The International Monetary Fund (IMF) has warned about the weakness of Spanish businesses in the wake of the economic crisis, and is making recommendations to prepare for potential future shocks.
In a paper called The Italian and Spanish corporate sectors in the aftermath of the crisis, IMF technicians conclude that “the crisis has had a severe impact on the corporate sector in Italy and Spain.”
“Evidence of weakening performance can be seen across a range of measures of profitability and liquidity,” explains the document. “The deterioration has occurred across the board, though the negative effects of the crisis are particularly pronounced for smaller businesses, and firms in select sectors, such as construction.”
The IMF stresses the need for a broad strategy to repair and revive the corporate sector
Part of the problem is that in Spain, non-financial companies (NFCs) borrowed heavily during the boom years, reaching a debt-to-GDP ratio of nearly 190 percent in 2007.
“Since then, Spanish NFCs have deleveraged quite rapidly, but debt remains high, at nearly 150 percent of GDP,” the report says. “The significant debt overhang in both countries poses risks to the recovery despite mitigating policy actions, and has led to a significant deterioration in the asset quality of the banking systems.”
And despite the Spanish banking sector’s efforts to clean up its balance sheets of non-performing loans (NPL), “at 12.5 percent, the NPL ratio remains high.”
“Debt overhang and impaired balanced sheets could act as a drag on firm investment. Indeed, real private investment has fallen to levels not seen in 15 years, dramatically slowing the pace of recovery,” adds the report.
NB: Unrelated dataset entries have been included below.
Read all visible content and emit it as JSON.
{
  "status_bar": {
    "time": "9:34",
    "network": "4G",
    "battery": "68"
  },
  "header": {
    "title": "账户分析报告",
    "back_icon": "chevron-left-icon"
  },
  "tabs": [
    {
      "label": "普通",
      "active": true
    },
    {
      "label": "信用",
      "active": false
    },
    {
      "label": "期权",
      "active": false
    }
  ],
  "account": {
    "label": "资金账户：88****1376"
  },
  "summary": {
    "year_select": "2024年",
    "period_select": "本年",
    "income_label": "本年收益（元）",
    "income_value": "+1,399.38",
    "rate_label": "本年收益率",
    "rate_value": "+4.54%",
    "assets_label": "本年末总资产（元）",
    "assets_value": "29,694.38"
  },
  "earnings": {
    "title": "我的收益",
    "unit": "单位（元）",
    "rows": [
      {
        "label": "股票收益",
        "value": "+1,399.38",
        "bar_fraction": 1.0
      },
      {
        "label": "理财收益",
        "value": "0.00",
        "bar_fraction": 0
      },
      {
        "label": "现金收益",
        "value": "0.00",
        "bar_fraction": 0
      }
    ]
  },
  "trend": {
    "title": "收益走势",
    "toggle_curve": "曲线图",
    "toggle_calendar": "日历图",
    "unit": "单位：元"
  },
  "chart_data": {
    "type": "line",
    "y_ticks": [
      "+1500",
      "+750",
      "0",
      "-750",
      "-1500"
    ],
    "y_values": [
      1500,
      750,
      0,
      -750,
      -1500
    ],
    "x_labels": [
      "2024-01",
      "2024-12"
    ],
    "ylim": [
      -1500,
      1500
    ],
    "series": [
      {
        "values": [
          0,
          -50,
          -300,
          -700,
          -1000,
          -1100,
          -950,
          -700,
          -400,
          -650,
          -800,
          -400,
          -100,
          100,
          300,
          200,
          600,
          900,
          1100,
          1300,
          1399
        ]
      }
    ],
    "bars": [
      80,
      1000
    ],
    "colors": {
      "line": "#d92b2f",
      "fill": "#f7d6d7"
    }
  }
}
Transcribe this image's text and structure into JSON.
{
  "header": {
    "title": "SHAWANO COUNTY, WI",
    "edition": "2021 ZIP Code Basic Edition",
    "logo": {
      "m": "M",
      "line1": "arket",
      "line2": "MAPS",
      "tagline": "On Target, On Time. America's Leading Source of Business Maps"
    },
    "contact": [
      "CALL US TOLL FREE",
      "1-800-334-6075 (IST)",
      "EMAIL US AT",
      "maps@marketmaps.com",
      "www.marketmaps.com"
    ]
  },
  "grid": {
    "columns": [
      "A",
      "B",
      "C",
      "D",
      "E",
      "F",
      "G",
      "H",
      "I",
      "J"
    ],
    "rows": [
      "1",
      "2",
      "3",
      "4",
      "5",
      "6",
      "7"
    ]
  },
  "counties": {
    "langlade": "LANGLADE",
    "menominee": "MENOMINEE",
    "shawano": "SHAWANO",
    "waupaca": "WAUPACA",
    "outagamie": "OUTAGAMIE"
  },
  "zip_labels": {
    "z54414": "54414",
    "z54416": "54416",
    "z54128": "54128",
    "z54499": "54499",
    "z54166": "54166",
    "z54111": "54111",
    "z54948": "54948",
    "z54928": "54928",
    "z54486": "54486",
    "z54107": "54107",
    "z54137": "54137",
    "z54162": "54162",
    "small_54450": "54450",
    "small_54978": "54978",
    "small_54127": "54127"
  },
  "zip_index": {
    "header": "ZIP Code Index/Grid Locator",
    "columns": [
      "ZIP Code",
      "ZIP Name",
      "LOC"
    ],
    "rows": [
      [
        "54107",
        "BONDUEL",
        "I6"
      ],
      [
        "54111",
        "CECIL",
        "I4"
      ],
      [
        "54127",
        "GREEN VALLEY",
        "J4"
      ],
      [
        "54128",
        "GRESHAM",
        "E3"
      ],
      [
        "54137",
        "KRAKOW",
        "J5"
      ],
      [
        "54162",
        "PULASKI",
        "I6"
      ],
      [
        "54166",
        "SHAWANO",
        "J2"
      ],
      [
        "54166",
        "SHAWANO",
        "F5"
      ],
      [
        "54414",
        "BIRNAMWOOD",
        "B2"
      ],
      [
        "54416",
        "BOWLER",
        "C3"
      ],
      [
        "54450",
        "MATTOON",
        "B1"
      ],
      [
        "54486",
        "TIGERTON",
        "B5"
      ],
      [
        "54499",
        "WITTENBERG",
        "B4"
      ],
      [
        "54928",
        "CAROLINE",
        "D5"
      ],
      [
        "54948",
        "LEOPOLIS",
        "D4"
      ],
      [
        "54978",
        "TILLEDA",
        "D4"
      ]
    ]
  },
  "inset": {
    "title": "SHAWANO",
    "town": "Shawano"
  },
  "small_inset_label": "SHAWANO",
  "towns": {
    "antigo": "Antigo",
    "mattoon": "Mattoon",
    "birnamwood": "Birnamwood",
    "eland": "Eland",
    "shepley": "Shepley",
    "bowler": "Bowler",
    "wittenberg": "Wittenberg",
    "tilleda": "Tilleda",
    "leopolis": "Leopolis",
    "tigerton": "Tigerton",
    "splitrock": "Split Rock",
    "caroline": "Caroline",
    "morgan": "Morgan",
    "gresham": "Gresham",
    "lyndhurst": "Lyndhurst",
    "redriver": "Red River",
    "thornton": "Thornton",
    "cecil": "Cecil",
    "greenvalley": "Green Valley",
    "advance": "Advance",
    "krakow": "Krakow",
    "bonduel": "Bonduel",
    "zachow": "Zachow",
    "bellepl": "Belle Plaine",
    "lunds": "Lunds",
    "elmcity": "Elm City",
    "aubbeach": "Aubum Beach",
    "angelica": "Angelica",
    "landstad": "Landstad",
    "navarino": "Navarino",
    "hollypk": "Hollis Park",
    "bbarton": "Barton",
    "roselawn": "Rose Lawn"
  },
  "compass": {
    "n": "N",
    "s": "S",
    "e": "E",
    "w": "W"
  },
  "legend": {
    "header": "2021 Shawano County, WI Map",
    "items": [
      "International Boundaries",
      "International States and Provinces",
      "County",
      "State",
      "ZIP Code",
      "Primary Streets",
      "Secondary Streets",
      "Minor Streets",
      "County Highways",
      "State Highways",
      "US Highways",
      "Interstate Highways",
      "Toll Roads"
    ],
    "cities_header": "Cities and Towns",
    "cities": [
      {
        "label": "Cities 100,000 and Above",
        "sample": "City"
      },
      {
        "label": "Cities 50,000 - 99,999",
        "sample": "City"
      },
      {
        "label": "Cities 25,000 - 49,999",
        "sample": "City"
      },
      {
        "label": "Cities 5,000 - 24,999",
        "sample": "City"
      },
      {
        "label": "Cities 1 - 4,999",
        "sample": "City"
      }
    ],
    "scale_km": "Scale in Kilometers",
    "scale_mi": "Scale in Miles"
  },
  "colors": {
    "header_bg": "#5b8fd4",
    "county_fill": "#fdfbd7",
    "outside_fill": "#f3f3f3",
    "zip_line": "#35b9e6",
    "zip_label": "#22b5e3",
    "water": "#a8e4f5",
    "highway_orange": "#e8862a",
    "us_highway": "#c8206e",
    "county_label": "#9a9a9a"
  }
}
Meanwhile, “the profitability of Italian and Spanish firms fell dramatically over 2006–2013.” The drop was even bigger in Spain, where “for the median surviving company, return on assets (as measured by profits before tax in percent of total assets) fell from about 3% in 2006-07 to just about 0.5%” in 2013.
The IMF stresses “the need for a broad strategy to repair and revive the corporate sector.”
This strategy, says the report, should aim to reallocate resources toward healthier firms and sectors, rehabilitate the financial and operational structure of viable enterprises to give them a fresh start, and expand firms’ access to alternative sources of funding to reduce the interdependence of the corporate and banking sectors.
The European Commission and, more recently, the Organization for Economic Cooperation and Development, also insisted on the potential pitfalls caused by high debt levels among Spanish companies.